Na proposta orçamental, o Governo estima apenas a redução de um ponto no défice orçamental durante este ano, remetendo para os anos seguintes um maior esforço de consolidação para atingir o compromisso de um desequilíbrio inferior a 3% em 2013. Um plano progressivo que o ministro hoje admitiu redefinir para acelerar a correcção do défice já em 2010.

Esta tarde no Parlamento, o ministro das Finanças mostrou-se ainda satisfeito por não se terem registado “alterações que desvirtuam as opções e as orientações políticas e estratégicas subjacentes à proposta inicial do Governo”.

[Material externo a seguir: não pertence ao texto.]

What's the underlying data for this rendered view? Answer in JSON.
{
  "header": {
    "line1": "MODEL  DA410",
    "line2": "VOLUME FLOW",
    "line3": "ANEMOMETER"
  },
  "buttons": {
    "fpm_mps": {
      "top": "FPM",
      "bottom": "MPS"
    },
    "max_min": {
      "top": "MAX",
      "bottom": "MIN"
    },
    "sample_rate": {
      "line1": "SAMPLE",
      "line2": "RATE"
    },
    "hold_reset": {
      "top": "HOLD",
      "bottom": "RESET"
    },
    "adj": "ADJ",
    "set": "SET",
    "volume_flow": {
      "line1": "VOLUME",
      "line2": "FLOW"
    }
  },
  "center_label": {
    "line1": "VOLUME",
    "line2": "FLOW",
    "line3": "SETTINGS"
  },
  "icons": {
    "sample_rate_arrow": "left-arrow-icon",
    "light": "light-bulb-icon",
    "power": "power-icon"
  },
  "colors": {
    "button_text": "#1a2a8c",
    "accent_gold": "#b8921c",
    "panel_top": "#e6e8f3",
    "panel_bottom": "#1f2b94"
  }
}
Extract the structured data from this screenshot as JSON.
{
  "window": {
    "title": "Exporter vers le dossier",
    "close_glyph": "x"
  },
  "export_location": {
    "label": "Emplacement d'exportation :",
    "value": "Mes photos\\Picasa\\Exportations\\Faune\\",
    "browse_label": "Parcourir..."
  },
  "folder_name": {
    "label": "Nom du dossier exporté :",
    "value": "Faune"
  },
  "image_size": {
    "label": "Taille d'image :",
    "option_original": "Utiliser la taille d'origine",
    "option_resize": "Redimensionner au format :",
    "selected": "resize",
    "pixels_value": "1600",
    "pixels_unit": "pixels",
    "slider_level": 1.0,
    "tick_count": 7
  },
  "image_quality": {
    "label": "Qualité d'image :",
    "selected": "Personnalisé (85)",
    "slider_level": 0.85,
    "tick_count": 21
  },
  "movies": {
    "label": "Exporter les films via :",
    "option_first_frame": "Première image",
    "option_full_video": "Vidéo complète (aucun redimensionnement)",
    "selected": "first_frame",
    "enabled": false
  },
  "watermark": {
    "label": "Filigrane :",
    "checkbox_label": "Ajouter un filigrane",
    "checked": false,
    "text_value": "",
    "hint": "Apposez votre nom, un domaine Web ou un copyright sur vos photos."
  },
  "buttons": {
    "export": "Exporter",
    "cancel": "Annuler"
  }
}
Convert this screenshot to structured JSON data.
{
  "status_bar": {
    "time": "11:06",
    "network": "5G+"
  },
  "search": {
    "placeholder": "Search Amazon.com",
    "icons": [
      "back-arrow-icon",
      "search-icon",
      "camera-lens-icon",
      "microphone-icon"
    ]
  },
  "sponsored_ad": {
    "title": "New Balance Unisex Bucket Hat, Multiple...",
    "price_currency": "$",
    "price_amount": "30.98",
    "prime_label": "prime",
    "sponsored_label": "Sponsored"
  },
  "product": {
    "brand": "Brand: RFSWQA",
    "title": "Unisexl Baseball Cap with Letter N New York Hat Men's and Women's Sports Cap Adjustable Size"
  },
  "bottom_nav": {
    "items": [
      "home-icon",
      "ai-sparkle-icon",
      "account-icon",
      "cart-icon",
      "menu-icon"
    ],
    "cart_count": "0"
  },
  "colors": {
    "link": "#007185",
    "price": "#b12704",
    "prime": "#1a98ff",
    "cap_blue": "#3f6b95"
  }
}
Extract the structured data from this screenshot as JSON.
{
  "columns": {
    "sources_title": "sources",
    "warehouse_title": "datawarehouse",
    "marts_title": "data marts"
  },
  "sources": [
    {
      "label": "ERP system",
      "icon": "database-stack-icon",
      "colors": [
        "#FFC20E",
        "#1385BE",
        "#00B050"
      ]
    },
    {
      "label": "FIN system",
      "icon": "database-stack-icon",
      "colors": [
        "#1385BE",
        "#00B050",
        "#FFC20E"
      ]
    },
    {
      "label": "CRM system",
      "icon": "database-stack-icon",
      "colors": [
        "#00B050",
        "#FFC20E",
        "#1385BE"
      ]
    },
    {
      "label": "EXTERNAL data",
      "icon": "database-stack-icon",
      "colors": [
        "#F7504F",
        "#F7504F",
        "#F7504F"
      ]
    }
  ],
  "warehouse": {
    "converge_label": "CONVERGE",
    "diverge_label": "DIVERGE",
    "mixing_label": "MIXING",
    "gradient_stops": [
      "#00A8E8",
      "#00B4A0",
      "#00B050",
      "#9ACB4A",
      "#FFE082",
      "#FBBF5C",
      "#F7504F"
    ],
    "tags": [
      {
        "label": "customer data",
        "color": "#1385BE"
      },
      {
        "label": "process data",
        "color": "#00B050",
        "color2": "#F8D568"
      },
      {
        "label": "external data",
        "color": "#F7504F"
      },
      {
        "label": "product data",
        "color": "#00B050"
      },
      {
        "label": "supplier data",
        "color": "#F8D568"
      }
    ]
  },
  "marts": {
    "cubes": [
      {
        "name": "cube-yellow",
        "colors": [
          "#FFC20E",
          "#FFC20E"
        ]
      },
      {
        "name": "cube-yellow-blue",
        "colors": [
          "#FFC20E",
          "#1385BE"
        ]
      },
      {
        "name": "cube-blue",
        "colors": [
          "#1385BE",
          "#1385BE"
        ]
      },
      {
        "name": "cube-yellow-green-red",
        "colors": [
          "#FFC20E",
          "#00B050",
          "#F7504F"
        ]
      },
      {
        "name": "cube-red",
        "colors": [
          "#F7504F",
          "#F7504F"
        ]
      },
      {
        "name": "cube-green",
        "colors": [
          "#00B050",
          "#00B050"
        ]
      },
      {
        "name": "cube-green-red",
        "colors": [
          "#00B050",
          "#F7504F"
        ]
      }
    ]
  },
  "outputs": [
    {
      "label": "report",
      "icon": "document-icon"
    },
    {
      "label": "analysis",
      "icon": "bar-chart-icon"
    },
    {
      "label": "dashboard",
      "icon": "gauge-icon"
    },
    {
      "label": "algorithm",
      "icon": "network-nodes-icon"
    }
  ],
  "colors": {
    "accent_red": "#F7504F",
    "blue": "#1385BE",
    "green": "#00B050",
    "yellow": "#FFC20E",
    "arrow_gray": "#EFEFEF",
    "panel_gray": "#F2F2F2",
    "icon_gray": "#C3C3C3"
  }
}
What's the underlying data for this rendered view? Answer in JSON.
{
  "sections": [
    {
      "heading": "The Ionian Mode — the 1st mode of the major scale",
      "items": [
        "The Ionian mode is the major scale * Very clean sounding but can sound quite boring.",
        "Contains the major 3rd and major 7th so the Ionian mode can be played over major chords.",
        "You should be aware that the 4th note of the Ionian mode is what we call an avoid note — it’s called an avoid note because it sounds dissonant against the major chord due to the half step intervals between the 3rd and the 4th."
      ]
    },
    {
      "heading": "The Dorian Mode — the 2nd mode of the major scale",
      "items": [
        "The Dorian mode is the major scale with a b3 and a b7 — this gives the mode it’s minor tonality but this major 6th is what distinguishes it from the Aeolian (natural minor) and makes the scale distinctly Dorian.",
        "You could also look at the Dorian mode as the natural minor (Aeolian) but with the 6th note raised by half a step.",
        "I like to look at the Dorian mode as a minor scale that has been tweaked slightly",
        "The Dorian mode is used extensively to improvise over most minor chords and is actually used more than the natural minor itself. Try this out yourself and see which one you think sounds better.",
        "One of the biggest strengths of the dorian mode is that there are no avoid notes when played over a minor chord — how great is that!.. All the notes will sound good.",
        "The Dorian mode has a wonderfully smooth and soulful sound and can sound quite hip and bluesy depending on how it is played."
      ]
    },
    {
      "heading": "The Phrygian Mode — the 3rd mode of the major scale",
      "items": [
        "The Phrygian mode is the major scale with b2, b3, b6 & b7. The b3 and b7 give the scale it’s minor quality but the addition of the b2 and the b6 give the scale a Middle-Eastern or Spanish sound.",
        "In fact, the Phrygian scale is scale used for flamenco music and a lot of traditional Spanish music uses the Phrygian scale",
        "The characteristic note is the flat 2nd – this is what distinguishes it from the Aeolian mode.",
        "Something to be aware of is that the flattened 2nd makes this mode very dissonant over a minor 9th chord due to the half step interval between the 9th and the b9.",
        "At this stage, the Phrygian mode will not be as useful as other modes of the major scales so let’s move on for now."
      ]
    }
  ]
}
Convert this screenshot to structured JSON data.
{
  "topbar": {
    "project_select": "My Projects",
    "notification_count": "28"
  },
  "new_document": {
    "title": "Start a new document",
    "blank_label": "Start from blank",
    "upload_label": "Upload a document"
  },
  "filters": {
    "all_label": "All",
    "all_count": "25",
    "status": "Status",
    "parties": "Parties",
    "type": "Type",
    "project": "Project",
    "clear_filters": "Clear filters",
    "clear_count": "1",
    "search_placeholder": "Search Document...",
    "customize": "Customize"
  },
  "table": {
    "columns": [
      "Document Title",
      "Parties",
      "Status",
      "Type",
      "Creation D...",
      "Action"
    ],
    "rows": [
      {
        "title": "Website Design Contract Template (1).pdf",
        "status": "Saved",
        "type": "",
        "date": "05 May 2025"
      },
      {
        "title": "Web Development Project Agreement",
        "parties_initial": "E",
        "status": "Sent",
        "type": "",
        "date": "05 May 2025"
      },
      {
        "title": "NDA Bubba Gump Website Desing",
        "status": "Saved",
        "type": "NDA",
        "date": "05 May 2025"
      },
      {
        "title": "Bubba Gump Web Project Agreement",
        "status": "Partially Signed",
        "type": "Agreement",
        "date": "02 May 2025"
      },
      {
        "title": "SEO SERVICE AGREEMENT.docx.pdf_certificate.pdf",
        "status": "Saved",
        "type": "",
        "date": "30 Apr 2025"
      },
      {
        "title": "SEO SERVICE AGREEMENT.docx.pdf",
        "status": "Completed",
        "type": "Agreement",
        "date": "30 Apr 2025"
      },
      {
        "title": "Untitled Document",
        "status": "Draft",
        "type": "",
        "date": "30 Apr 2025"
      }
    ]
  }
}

Apesar disso, o governante não deixou de lamentar “decisões claramente populistas” adoptadas pela oposição no debate da especialidade, em referência aos cinco milhões de euros adicionados à proposta para pagamento aos presidentes de junta a tempo inteiro e que Teixeira dos Santos ontem apelidou de “money for the boys” [dinheiro para os rapazes].

Outra “aritmética bizarra” denunciada pelo ministro prendeu-se com a aprovação pela oposição, à revelia do PS, para que os municípios das regiões autónomas possam receber mais 5% de receita do IRS do que aquela que efectivamente cobram. “Por votação, esta Assembleia determinou que os 100% da receita do IRS das Regiões devem ser iguais a 105%, criticou.